İğne biyopsi sonrası gelişebilecek riskler: 

  1. Biyopsi sonrası kanama: Biyopsi sonrası kanama her dokuda farklı oranda olsa da %1 in (yüzde bir) altındadır. Karaciğer ve  böbrek biyopsilerinde kanam oranı biraz yüksek diğer biyopsilerde daha düşüktür. İnce iğne ile alınan biyopside kanama oranı daha düşüntür ama başarı oranı da düşüktür.
  2. Biyopsi yapılacak organa gidiş yolu üzerindeki yapılarda sorun gelişebilir.
  3. Akciğer biyopsilerinde akciğer zarları arasına hava girmesi ek bir risktir. Buna pnömotoraks adı verilir. %10 oranında görülür. Genelde sorun yaratmaz ama çok seyrek olarak akciğer boşluğuna bir tüp takmak gerekebilir. Tüp genellikle aynı gün çıkarılarak hastamız eve gönderilebilir ya da bir gün hastanede kalınması gerekebilir. 
  4. İşlemden sonra deriden iğne girilen noktada ağrı olabilir. Bu ağrı basit ağrı kesicilerle kolaylıkla giderebiliriz.

İğne biyopsi işlemi  için hastaneye yatış gerekir mi?
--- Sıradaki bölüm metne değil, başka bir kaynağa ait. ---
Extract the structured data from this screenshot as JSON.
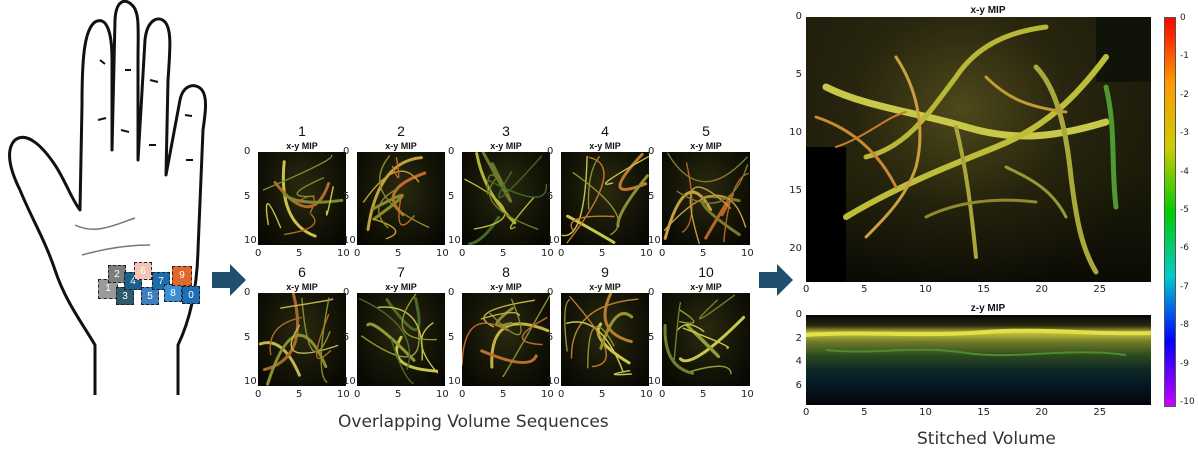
{
  "hand": {
    "markers": [
      {
        "label": "1",
        "color": "#9a9a9a"
      },
      {
        "label": "2",
        "color": "#7d7d7d"
      },
      {
        "label": "3",
        "color": "#2d5a6d"
      },
      {
        "label": "4",
        "color": "#1c5f8a"
      },
      {
        "label": "5",
        "color": "#3e7fc1"
      },
      {
        "label": "6",
        "color": "#f3c4b4"
      },
      {
        "label": "7",
        "color": "#1c6da8"
      },
      {
        "label": "8",
        "color": "#3a8fd3"
      },
      {
        "label": "9",
        "color": "#e0682c"
      },
      {
        "label": "0",
        "color": "#1a6fb6"
      }
    ]
  },
  "panels": [
    {
      "num": "1",
      "title": "x-y MIP"
    },
    {
      "num": "2",
      "title": "x-y MIP"
    },
    {
      "num": "3",
      "title": "x-y MIP"
    },
    {
      "num": "4",
      "title": "x-y MIP"
    },
    {
      "num": "5",
      "title": "x-y MIP"
    },
    {
      "num": "6",
      "title": "x-y MIP"
    },
    {
      "num": "7",
      "title": "x-y MIP"
    },
    {
      "num": "8",
      "title": "x-y MIP"
    },
    {
      "num": "9",
      "title": "x-y MIP"
    },
    {
      "num": "10",
      "title": "x-y MIP"
    }
  ],
  "panel_ticks": {
    "x": [
      "0",
      "5",
      "10"
    ],
    "y": [
      "0",
      "5",
      "10"
    ]
  },
  "captions": {
    "middle": "Overlapping Volume Sequences",
    "right": "Stitched Volume"
  },
  "stitched_xy": {
    "title": "x-y MIP",
    "xticks": [
      "0",
      "5",
      "10",
      "15",
      "20",
      "25"
    ],
    "yticks": [
      "0",
      "5",
      "10",
      "15",
      "20"
    ]
  },
  "stitched_zy": {
    "title": "z-y MIP",
    "xticks": [
      "0",
      "5",
      "10",
      "15",
      "20",
      "25"
    ],
    "yticks": [
      "0",
      "2",
      "4",
      "6"
    ]
  },
  "colorbar": {
    "ticks": [
      "0",
      "-1",
      "-2",
      "-3",
      "-4",
      "-5",
      "-6",
      "-7",
      "-8",
      "-9",
      "-10"
    ],
    "colors": [
      "#ff0000",
      "#ff9900",
      "#cccc00",
      "#00cc00",
      "#00cccc",
      "#0000ff",
      "#cc00ff"
    ]
  },
  "colors": {
    "arrow": "#1f4e6e",
    "vessel": "#c8c84a"
  }
}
Bu tür işlemlerde genellikle hastaneye yatış yapılır ancak bu günübirlik yatıştır. Yani işlemden önce hastaneye yatış yapılır, hastamız işlemden sonra 2-3 saat gözetim altında tutulur ve sonra eve gönderilir. 

Pankreas iğne biyopsisi

Görüntüleme eşliğinde yapılan pankreas iğne biyopsisi ultrason ya da bilgisayarlı tomografi eşliğinde yapılır. Pankreas iğne biyopsisi her zaman pankreas tümörlerinde kesin tanı koymak için yapılır. Endoskopik yoldan da yapılabilir. 

 

Pankreas tümörlerinde iğne biyopsisi girişimsel radyoloji bölümünce deriden ya da gastroenteroloji bölümünce endoskopik olarak yapılabilir. Her ikisi de oldukça güvenli ve emniyetli yöntemlerdir.
pankreass tümörüne iğne biyopsisi

Kemik biyopsisi 

Kemik biyopsisi diğerlerinden biraz farklılık gösterir. Kemik çok sert bir doku olduğu için normal yumuşak dokulardan alınan iğnelerden biraz daha kalın ile yapılır. Amaç çoğunlukla kemik kanserlerinde kesin tanı koymak amacıyla yapılır. Kemikte yerleşen bir tümör kemik kanseri olabilir ya da bir başka kanserin kemiğe uzanımı (metastaz) olabilir. Her iki durumda da kemikten iğne yardımıyla biyopsi alınabilir. Kemik biyopsileri genellikle bilgisayarlı tomografi eşliğinde alınır çünkü kemik dokusu bilgisayarlı tomografi ile çok daha iyi görüntülenir. 

Kemik iliği biyopsisi

Kemik iliği biyopsis kemik biyopsisinden biraz daha farklıdır. Kemiğin ilik kısmından biyopsi alınmasıdır. Kemik iliği hastalıklarında tanı koymak için yapılır. Çoğunlukla göğüs ya da leğen kemiğinden yapılır. Görüntüleme eşliğinde yapılması gerekmez. Bu nedenle çoğunlukla girişimsel radyoloji tarafından yapılmaz. 

Kemik biyopsilerinde kanama riski yok denecek kadar azdır.

Tümör biyopsisi

Vücudun herhangi bir bölgesindeki bir tümör dokusuna ultrason ya da tomografi eşliğinde bir iğne ile girilerek çok küçük bir örnek alınmasıdır. Bunun genel amacı tümörün iyi huylu mu yoksa kötü huylu mu (kanser mi,) olduğunu anlamaktır. Bu bir metastaz yani yayılım ise tümörün hücrelerine bakarak nereden kaynaklandığı hakkında fikir verebilir.

Akciğer iğne biyopsisi 

Akciğer iğne biyopsisi de genellikle akciğer tümörlerinin kesin tanısını koymak için yapılır. Göğüs hastalıkları bölümünce bronkoskopi ile yapılır. Bununla tümöre erişilemez ise Girişimsel Radyoloji tarafından bilgisayarlı tomografi eşliğinde yapılır.